The next question that begs an answer is whether the Plaintiff was in arrears of rent. During the period in contention being the year 2001 when eviction notices were sent to the Plaintiff, there is no indication of whether he actually paid rent or not and apart from him saying so, no evidence was adduced to prove that he had actually paid rent as required of him. The letter dated 15th February 2002 that the Plaintiff wishes to rely on to push forward his allegations that the Defendants had ulterior motives in evicting him, was written way after the eviction took place and cannot be a serious allegation against the Defendants. This court is thus satisfied that on a balance of probabilities that the Plaintiff was in arrears of rent and the eviction was a direct result of this.
It is also noted that the Plaintiff did not really deny that he picked his goods from the depot. He only stated that he picked a few of his goods as the others had been destroyed. It is not in doubt that during the eviction many goods could have been destroyed especially considering many people were involved in loading the goods, many could have gotten lost in the process, but as correctly pointed out by the Counsel for the Defendants, nothing stopped the Plaintiff from refusing to collect the goods if he did find some missing and or destroyed and then later claim for all of them in this suit. It is a challenging task for this court to ascertain that the list and particulars of goods listed by the Plaintiff is authentic, considering that he did not call any other witness to corroborate his assertions that the list he provided in court was accurate. Moreover, the issue whether some goods were returned to him or not only came up during cross-examination meaning the Plaintiff did not find the need to disclose this to the Court. That can only lead to the conclusion that has been less than candid with this court.
Furthermore, the Plaintiff occupied the house as a residential flat but most of the goods listed would ordinarily be in a business premises.

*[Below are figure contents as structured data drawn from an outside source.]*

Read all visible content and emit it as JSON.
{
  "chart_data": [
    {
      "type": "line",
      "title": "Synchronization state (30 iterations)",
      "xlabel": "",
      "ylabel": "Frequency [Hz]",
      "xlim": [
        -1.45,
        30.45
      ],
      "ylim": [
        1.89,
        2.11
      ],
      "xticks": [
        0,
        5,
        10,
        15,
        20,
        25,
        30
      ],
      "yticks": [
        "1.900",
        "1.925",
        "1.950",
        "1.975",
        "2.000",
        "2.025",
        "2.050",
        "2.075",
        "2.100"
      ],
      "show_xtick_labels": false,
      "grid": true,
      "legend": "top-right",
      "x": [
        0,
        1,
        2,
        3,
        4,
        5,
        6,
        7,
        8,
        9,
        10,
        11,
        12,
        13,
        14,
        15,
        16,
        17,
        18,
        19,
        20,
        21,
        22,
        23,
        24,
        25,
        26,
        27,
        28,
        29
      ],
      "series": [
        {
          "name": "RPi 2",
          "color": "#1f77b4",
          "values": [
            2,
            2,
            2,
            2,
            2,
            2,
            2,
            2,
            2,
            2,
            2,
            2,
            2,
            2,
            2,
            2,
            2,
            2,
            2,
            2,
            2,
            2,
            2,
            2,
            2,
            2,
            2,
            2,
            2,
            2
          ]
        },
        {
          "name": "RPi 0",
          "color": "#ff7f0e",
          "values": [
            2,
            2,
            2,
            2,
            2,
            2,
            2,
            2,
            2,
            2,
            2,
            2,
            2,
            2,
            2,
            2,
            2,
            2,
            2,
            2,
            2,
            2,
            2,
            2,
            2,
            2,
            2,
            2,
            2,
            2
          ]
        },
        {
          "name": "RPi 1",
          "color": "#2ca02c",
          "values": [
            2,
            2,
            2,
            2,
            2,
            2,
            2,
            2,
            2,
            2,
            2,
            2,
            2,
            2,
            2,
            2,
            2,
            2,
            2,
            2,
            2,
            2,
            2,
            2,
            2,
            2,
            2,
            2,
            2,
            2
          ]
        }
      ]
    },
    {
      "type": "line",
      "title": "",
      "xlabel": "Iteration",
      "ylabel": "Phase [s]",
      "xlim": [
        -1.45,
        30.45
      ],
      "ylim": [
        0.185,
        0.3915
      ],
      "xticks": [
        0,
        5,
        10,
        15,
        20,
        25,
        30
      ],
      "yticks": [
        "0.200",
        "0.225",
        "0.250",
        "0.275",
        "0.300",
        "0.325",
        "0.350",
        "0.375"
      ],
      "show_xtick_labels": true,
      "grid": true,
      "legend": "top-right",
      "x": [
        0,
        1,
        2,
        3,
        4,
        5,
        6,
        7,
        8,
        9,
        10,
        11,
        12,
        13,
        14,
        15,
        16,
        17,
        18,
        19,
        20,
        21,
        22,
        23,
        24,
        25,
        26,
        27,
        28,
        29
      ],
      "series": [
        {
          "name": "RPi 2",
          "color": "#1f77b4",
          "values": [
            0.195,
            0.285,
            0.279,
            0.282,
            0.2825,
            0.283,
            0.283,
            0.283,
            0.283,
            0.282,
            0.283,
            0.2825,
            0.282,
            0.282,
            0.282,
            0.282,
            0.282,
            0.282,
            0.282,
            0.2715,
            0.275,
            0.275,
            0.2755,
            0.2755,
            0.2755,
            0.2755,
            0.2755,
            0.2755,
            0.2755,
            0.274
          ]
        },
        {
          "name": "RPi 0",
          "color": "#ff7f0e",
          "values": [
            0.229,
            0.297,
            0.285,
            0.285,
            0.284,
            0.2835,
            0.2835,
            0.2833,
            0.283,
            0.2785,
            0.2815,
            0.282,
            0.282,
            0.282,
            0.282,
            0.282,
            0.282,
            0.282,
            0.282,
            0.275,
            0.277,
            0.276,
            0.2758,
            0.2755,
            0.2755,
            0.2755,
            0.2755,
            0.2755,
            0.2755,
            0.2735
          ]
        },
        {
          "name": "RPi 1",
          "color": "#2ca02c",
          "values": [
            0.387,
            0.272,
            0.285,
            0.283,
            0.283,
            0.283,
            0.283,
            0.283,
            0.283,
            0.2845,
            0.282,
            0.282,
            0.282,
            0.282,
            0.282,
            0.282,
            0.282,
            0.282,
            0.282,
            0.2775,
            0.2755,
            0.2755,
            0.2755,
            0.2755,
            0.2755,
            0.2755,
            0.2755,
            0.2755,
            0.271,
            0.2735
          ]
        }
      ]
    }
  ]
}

Besides, it is trite that special damages must be specifically pleaded and strictly proved. As was pointed out in Peter Mark Gershom Ouma v Nairobi City Council [1976] eKLR -
“Thus for a plaintiff to succeed on a claim for special damages he must plead it with sufficient particularity and must also prove it by evidence. As to the particularity necessary for pleading and the evidence in proof of special damage the court’s view is as laid down in the English leading case on pleading and proof of damage, Ratcliffe v Evans(1892) 2 QB 524 where Bowen L J said at pages 532, 533:
“The character of the acts themselves which produce the damage, and the circumstances under which these acts are done, must regulate the degree of certainty and particularity with which the damage done ought to be stated and proved. As much certainty and particularity must be insisted on, both in pleading and proof of damage, as is reasonable, having regard to the circumstances and to the nature of the acts themselves by which the damage is done. To insist upon less would be to relax old and intelligible principles. To insist upon more would be the vainest pedantry.”
In the instant case there was an allegation and a list of some stolen or broken property of the plaintiff. This was in the pleading, but certainty and particularity of proof were lacking. In the circumstances the claim for specific damages must fail, and it is dismissed.”
In view of the foregoing, this suit is dismissed. Parties shall bear their own costs. It is so ordered.
Dated and delivered at Nairobi this 10th Day of December, 2015.